It is nice to live in Ronald Reagan`s economy in 1986. The stock market is up, oil prices are falling, the dollar is coming down from its peaks, inflation seems licked, no recession is in sight and everything seems upbeat. But yet, yet . . . there`s a nervousness around. It`s difficult to explain or get a handle on, but it`s there. Maybe it`s a kind of tension that always exists in a modern, complex economy; maybe it`s just the nature of capitalism itself.
Perhaps it`s the knowledge that there are too many consumers in debt, too many banks that have made bad loans to poverty-stricken nations, or too many companies that have gotten themselves in hock through mergers or heavy borrowing.
Perhaps it`s the fact that young people are having a difficult time matching their parents in pay or position at a comparable time in their lives, or the fact that urban poverty seems to be as intractable as ever.
Perhaps it`s the nation`s slipping competitiveness internationally and the permanent loss of markets by some of our best firms.
The anxiety is there, all right. Rapidly falling prices create both opportunities and problems; some people are hurt and others are helped. But there is a way to soothe this edginess.
The rapid fall in oil prices and the dollar give the nation a unique opportunity to take action to cut the budget deficit this year. This deficit is not the source of all our economic ills, but a good many of them would go away if it were tamed.
Timing is everything. Barry Bosworth, a senior economist at the Brookings Institution, noted that action on the deficit is best taken at the peak of an economic expansion, not later, when it could help bring on a recession.
Normally, he said, a rapid fall in the value of the dollar would be inflationary, but this time around the drop in oil prices fortuitously offsets the rise in other prices. So worries about the plummeting dollar are minimized.
In addition, the fall in oil prices acts like a tax cut on the economy, offsetting any depressing effects on purchasing power that would be caused by making dramatic cuts in the deficit.
Also, Bosworth points out, the oil-price decline gives the Japanese more of an opportunity to stimulate their economy, which, over the long run, should reduce Japan`s $50 billion-a-year trade surplus with the U.S.
”All this is very good news,” he said. ”Now is the time to act.
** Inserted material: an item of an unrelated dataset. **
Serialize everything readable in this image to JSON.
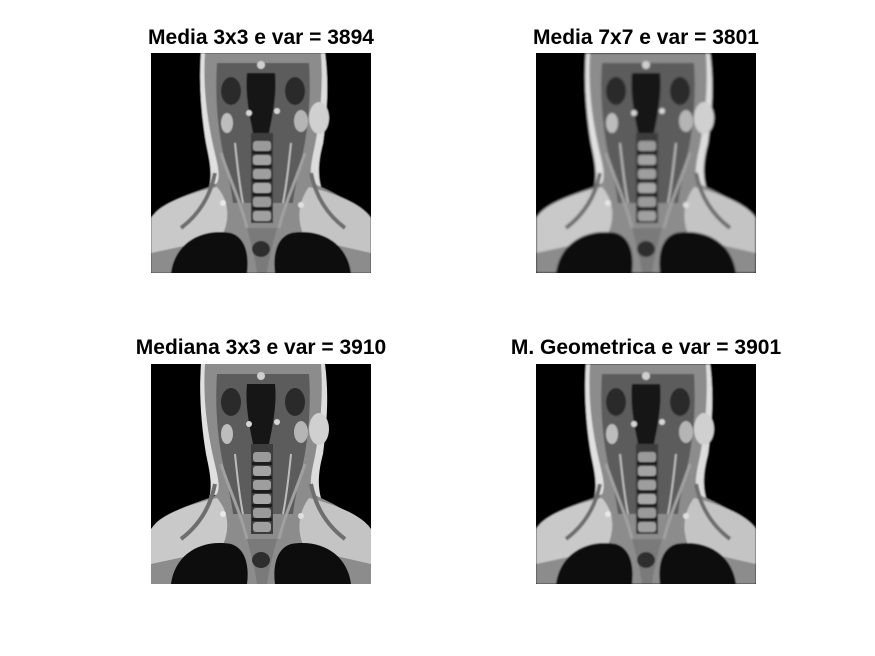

It`s not the time to say, `Everything is good. What`s the problem?` ”
Which is precisely the reason for the nervousness. The glut of good news already is eroding the determination of Congress to do something about the deficit. A court decision knocking out a key provision of the Gramm-Rudman-Hollings balanced budget act reduces the pressure to act.
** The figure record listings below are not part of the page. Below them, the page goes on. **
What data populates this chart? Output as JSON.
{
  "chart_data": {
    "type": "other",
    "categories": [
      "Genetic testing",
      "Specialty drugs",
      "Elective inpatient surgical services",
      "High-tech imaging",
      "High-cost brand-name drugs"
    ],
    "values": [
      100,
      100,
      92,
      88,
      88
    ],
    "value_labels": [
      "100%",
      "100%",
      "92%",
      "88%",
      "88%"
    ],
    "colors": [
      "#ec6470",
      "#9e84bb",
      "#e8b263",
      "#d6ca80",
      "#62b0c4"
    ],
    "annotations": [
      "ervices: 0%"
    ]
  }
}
There`s a feel-good atmosphere in this town, promoted by Reagan`s incorrigible optimism. With the news so good, many feel, why should Congress take all these painful steps to cut the deficit? The deficit, they say, is an overrated economic problem.
Bosworth said it is crucial to get the deficit down in order to push national savings up. The savings rate, one of the keys to our long-term economic health, is near an all-time low. The budget deficit itself, like a voracious Pac-Man, eats up the pool of national savings.
The administration tried to increase national savings in 1981 by reducing taxes, but the evidence indicates that this plan did not work, because it left the nation with massive doses of red ink in its accounts.
We have managed to finance this deficit by drawing billions of dollars of foreign money into the U.S.–money that will have to be paid back with interest. This will affect the standard of living of future generations.
If Congress is lulled to sleep by feel-good economics and does nothing about the deficit this year, 1987 may bring slower economic growth and greater risks. One reason the markets are doing so well is that they anticipate major action on the deficit this year. Failure to do this would only turn this nagging anxiety into pessimism.
The Reagan administration is going to ask Congress to change a $2 billion agricultural export subsidy program, because most of the subsidies would go to the Soviet Union.
That`s the word from White House aides, who say that Congress probably didn`t realize what it was doing when it approved the plan as part of the farm bill. The aim of the plan is to get rid of farm surpluses by offering foreign buyers extra grain for free when they make a purchase.
”A lot of other countries, especially in Europe, subsidize so much so that it`s hard to get rid of all the grain without going to the Soviet Union,” said one aide.